Bahethat Al Badia (The scholar of the desert)Malak Hefni Nassef
 
Malak Hefni Nassef was born on December 1886 and died on October 1918 at the age of 32 years old. She was ranked as the second prominent feminist figure in Egyptian literature after Aisha Taymour who died in 1912. She wrote and published a long elegy in the Egyptian press. Nassef graduated in 1903 and was awarded a diploma of Pedagogy. Although she is from the middle class, she decided to work as a teacher and rejected the idea stating that work is confined to feminists from poor families seeking only their daily bread.
 
  She continued in this career till her marriage to "Abdel Nasser Beck El Bassel", one of the elites of Fayoum where she settled till her death in 1918, and where she perfected lyric and prosaic writing styles stemming from the influence of the Bedouin and desert lire. Hence, she is entitled the "Scholar of the Desert" to mark her works published by the press, particularly "AI-Garida".
 
  She focused in her literary and press works on Egyptian women conditions before and after marriage as she considered that society uprightness and eradication of its problems could be realized only through elimination of outmoded customs and traditions as well as defects of both sexes.
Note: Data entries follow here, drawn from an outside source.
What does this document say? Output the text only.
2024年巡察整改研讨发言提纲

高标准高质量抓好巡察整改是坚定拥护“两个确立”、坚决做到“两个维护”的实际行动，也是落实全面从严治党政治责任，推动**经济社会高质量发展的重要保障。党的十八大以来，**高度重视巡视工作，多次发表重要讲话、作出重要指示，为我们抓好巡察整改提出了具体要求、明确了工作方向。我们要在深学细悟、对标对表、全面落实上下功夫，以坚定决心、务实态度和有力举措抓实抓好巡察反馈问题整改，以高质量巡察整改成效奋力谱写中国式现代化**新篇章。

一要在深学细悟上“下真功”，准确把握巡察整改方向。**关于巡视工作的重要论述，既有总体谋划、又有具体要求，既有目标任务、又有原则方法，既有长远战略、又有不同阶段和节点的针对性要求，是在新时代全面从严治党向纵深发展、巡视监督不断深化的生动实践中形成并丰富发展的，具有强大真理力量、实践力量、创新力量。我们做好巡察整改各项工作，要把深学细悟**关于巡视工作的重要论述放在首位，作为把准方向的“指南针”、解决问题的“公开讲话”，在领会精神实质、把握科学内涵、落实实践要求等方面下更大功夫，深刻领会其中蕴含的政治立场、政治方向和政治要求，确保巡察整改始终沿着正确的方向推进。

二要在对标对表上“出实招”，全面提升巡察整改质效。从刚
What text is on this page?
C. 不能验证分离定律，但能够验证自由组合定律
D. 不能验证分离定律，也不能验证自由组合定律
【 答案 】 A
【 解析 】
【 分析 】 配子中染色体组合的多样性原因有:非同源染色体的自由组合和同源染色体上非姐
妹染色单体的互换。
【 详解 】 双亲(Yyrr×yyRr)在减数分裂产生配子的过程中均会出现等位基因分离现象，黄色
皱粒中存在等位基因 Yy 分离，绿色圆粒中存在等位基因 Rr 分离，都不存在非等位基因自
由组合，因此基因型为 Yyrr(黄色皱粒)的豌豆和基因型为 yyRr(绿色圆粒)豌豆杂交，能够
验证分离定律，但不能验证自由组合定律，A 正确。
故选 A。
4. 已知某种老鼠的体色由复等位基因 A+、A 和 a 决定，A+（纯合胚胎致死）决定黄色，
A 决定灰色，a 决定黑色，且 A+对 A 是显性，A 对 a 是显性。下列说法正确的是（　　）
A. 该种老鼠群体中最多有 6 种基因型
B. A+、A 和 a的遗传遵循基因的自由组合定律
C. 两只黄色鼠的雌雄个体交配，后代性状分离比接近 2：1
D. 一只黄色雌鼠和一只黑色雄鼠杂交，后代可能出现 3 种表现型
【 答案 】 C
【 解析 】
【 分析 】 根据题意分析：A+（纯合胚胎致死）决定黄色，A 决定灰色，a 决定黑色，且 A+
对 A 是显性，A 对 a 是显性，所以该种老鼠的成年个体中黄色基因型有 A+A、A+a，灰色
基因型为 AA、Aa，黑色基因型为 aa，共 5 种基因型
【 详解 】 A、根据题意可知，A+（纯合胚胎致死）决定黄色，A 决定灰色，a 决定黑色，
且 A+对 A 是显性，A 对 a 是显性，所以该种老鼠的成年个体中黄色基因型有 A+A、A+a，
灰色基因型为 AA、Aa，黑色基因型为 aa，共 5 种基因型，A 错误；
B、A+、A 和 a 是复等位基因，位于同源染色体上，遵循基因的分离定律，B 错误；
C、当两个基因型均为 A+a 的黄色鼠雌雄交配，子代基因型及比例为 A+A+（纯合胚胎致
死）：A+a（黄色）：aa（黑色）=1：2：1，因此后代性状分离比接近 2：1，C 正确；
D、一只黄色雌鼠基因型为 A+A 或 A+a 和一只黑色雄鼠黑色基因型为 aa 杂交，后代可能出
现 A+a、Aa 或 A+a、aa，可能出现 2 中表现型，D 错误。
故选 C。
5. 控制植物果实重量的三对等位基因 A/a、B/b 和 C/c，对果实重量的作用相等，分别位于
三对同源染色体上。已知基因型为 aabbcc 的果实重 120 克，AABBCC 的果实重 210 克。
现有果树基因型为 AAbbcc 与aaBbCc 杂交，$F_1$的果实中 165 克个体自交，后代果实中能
This does not deny the necessity of following the instructions of Islamic religion without any intransigence or exaggeration. She published "Feminist Issues", which addressed issues that were related to women and hot to resolve them.
 
  Nassef addressed women's issues in the first years of the twentieth century advocating that women's work is a necessity providing that it goes in harmony with her conjugal duty; she accordingly gave the striking example of Egyptian female peasants working in their parents' farms.